Read the entire article from BBC Earth
Divine evolution
Isn't it amazing how thoracopterids evolved for themselves first a broad and flat skull roof, then added a specialised tail fin and then wing-like fins for better gliding. It was a bit uncomfortable so they lost their body scales to wiggle more easily.

I mean, well, that fish is swimming near the surface and there is plenty of air up there above the water, so it thinks how the heck do I get in the air and glide without the resistance of water - wow, I might even make ten meters fast glides and escape predators, if the wind is good! But how to do it with this body given to me? Oh well, I better modify my head, tail fin and front fins and get rid of body scale - that should do it!

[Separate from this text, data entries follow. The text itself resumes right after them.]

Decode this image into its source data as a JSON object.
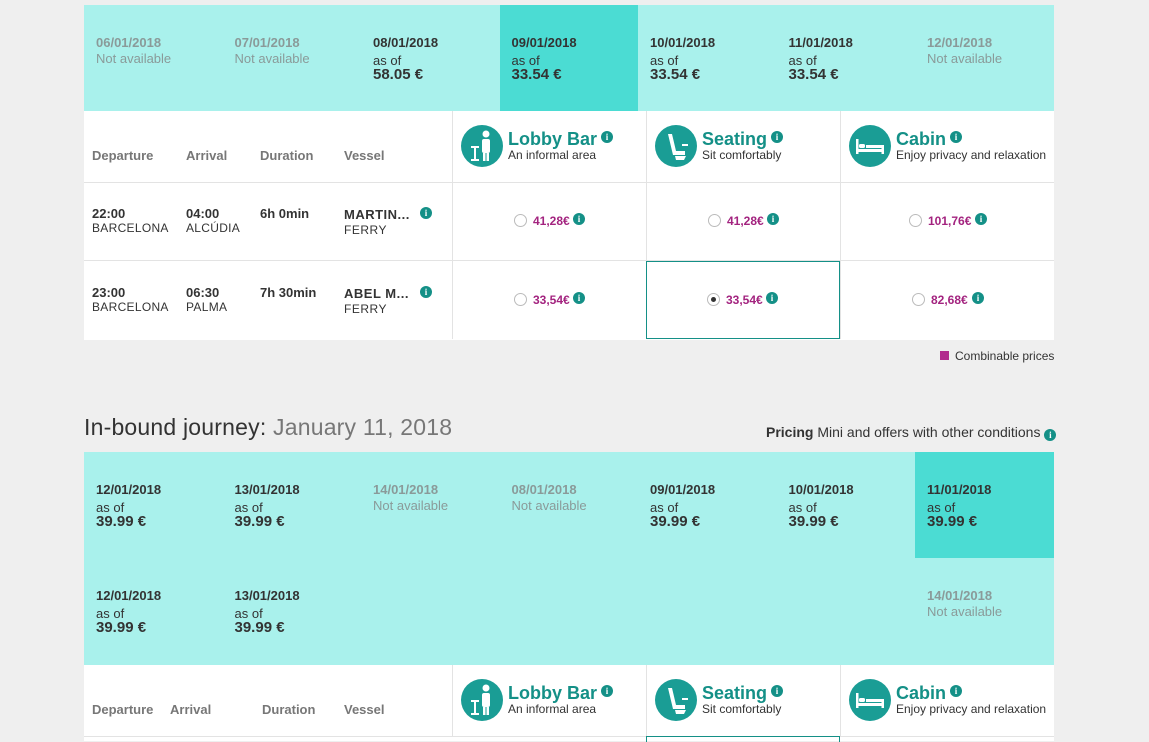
{
  "outbound": {
    "dates": [
      {
        "date": "06/01/2018",
        "status": "Not available",
        "available": false
      },
      {
        "date": "07/01/2018",
        "status": "Not available",
        "available": false
      },
      {
        "date": "08/01/2018",
        "asof": "as of",
        "price": "58.05 €",
        "available": true
      },
      {
        "date": "09/01/2018",
        "asof": "as of",
        "price": "33.54 €",
        "available": true,
        "selected": true
      },
      {
        "date": "10/01/2018",
        "asof": "as of",
        "price": "33.54 €",
        "available": true
      },
      {
        "date": "11/01/2018",
        "asof": "as of",
        "price": "33.54 €",
        "available": true
      },
      {
        "date": "12/01/2018",
        "status": "Not available",
        "available": false
      }
    ],
    "headers": {
      "departure": "Departure",
      "arrival": "Arrival",
      "duration": "Duration",
      "vessel": "Vessel"
    },
    "classes": [
      {
        "name": "Lobby Bar",
        "desc": "An informal area",
        "icon": "lobby-bar-icon"
      },
      {
        "name": "Seating",
        "desc": "Sit comfortably",
        "icon": "seat-icon"
      },
      {
        "name": "Cabin",
        "desc": "Enjoy privacy and relaxation",
        "icon": "bed-icon"
      }
    ],
    "rows": [
      {
        "dep_time": "22:00",
        "dep_port": "BARCELONA",
        "arr_time": "04:00",
        "arr_port": "ALCÚDIA",
        "duration": "6h 0min",
        "vessel": "MARTIN...",
        "vessel_type": "FERRY",
        "fares": [
          "41,28€",
          "41,28€",
          "101,76€"
        ]
      },
      {
        "dep_time": "23:00",
        "dep_port": "BARCELONA",
        "arr_time": "06:30",
        "arr_port": "PALMA",
        "duration": "7h 30min",
        "vessel": "ABEL M...",
        "vessel_type": "FERRY",
        "fares": [
          "33,54€",
          "33,54€",
          "82,68€"
        ]
      }
    ],
    "legend": "Combinable prices"
  },
  "inbound": {
    "title": "In-bound journey:",
    "date": "January 11, 2018",
    "pricing_label": "Pricing",
    "pricing_text": "Mini and offers with other conditions",
    "dates_row1": [
      {
        "date": "12/01/2018",
        "asof": "as of",
        "price": "39.99 €",
        "available": true
      },
      {
        "date": "13/01/2018",
        "asof": "as of",
        "price": "39.99 €",
        "available": true
      },
      {
        "date": "14/01/2018",
        "status": "Not available",
        "available": false
      },
      {
        "date": "08/01/2018",
        "status": "Not available",
        "available": false
      },
      {
        "date": "09/01/2018",
        "asof": "as of",
        "price": "39.99 €",
        "available": true
      },
      {
        "date": "10/01/2018",
        "asof": "as of",
        "price": "39.99 €",
        "available": true
      },
      {
        "date": "11/01/2018",
        "asof": "as of",
        "price": "39.99 €",
        "available": true,
        "selected": true
      }
    ],
    "dates_row2": [
      {
        "date": "12/01/2018",
        "asof": "as of",
        "price": "39.99 €",
        "available": true
      },
      {
        "date": "13/01/2018",
        "asof": "as of",
        "price": "39.99 €",
        "available": true
      },
      {
        "date": "14/01/2018",
        "status": "Not available",
        "available": false
      }
    ],
    "headers": {
      "departure": "Departure",
      "arrival": "Arrival",
      "duration": "Duration",
      "vessel": "Vessel"
    },
    "classes": [
      {
        "name": "Lobby Bar",
        "desc": "An informal area",
        "icon": "lobby-bar-icon"
      },
      {
        "name": "Seating",
        "desc": "Sit comfortably",
        "icon": "seat-icon"
      },
      {
        "name": "Cabin",
        "desc": "Enjoy privacy and relaxation",
        "icon": "bed-icon"
      }
    ]
  },
  "colors": {
    "strip": "#a9f1ec",
    "selected": "#4bdcd3",
    "accent": "#149087",
    "price": "#a3237f"
  }
}
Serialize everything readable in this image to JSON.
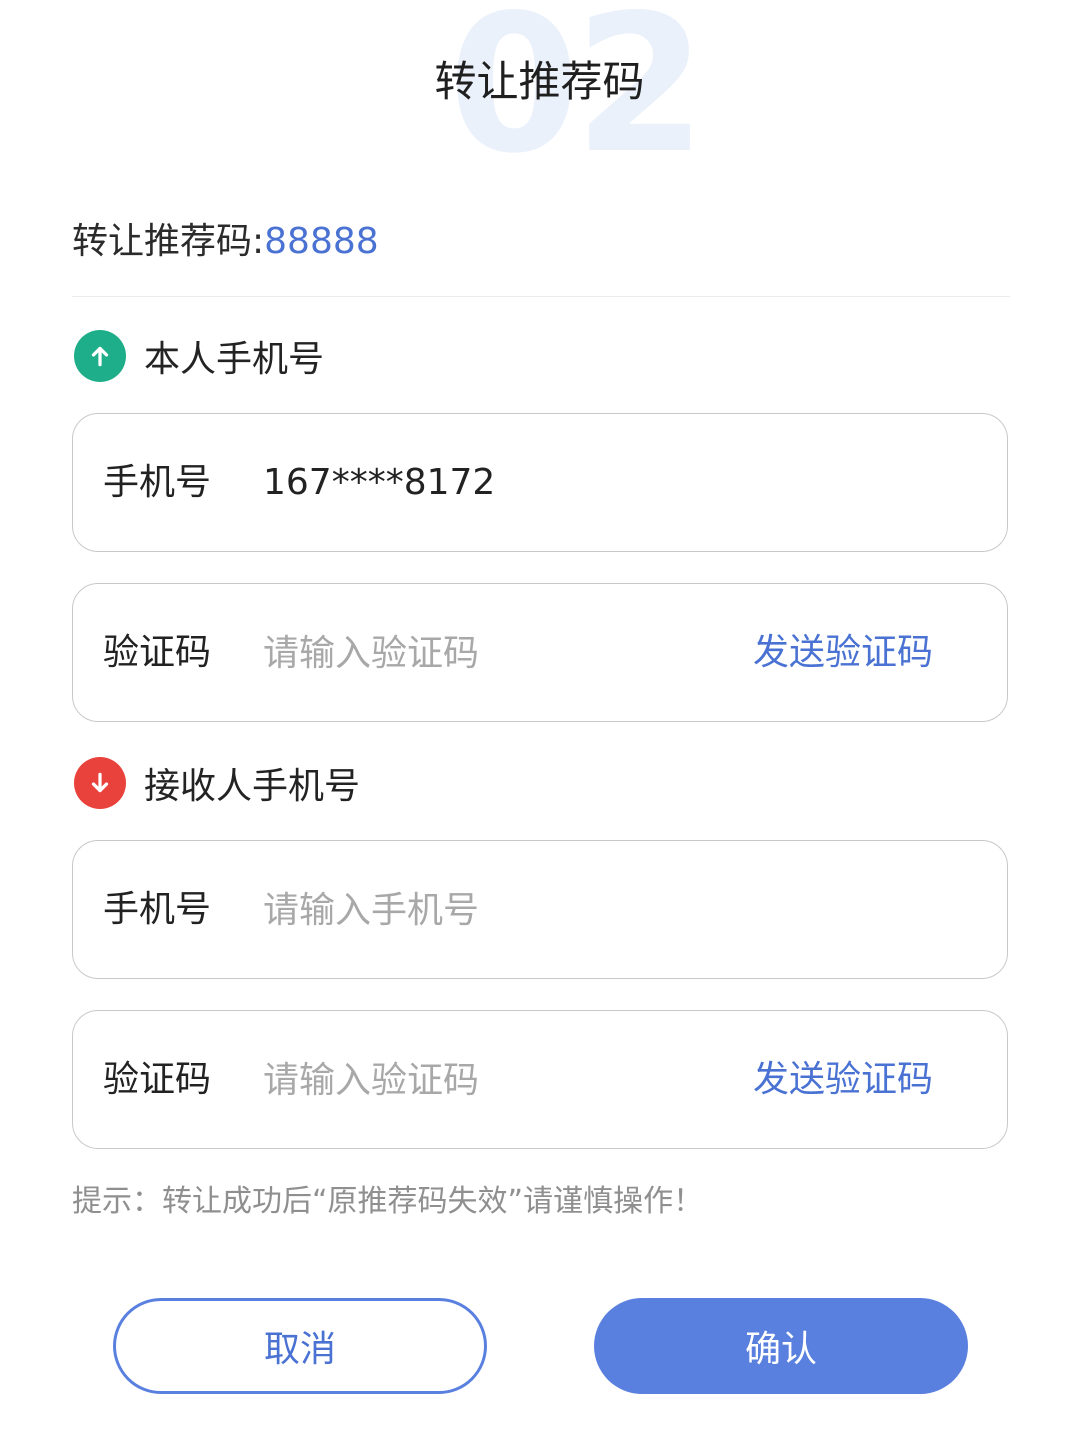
{
  "header": {
    "watermark": "02",
    "title": "转让推荐码"
  },
  "referral": {
    "label": "转让推荐码:",
    "value": "88888"
  },
  "self_section": {
    "title": "本人手机号",
    "icon": "arrow-up-icon",
    "color": "#1fae8a",
    "phone": {
      "label": "手机号",
      "value": "167****8172"
    },
    "code": {
      "label": "验证码",
      "placeholder": "请输入验证码",
      "send_label": "发送验证码"
    }
  },
  "recipient_section": {
    "title": "接收人手机号",
    "icon": "arrow-down-icon",
    "color": "#e9413b",
    "phone": {
      "label": "手机号",
      "placeholder": "请输入手机号"
    },
    "code": {
      "label": "验证码",
      "placeholder": "请输入验证码",
      "send_label": "发送验证码"
    }
  },
  "hint": "提示：转让成功后“原推荐码失效”请谨慎操作！",
  "actions": {
    "cancel_label": "取消",
    "confirm_label": "确认",
    "accent": "#5a80df"
  }
}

Scholar projecting divine genius into spontaneous evolution as if he was speaking of something self-evident and prove, a process presumably guided by natural test and try through selection - survival of the best glider!

Creationist and ID problem
Now the idealist notices that there is nothing that would support the materialistic atheist view of a thoracopterids attempting to turn themselves into flying animal and succeeding in it with significant body modifications.

So the Intelligent Design person introduces the Spirit saying that the evolution of thoracopterids is in fact divine intervention in the life cycle of an animal. The genius is not in the natural process which is  a stupid unproven claim but rather in the invisible hidden Spirit creating living things and giving them amazing abilities.

The problem in the idealistic view is that it does not explain anything and does not add anything to the mystery of how these amazing fossil fish came into being. It is simply a statement that may well be true that God has created all things but it is not a scientific or any kind of explanation.

What to do?
If materialistic divine evolution is nonsense and if religious idealistic Spirit does not add to our knowledge what should we do?

I think we should admit just that.

Instead of carelessly throwing sentences of how a living creature evolves itself Professor Guang Hui Xu and science reporter Colin Barras could say that despite many fine theories modern science is unable to explain why a fish starts to fly.

Instead of dogmatically throwing sentences of how Spirit wisely and purposely creates a flying fish from a swimming fish ID people could say "praise the Lord for His wisdom that can be seen in this. But we need proper scientific theories if we want to understand what happened."

It is not a shame to confess our lack of knowledge and it is exactly that attitude that might encourage new young scholars to come forward with new ideas about evolution in Nature without being ridiculed by a die-hard Darwinist or believing Creationist.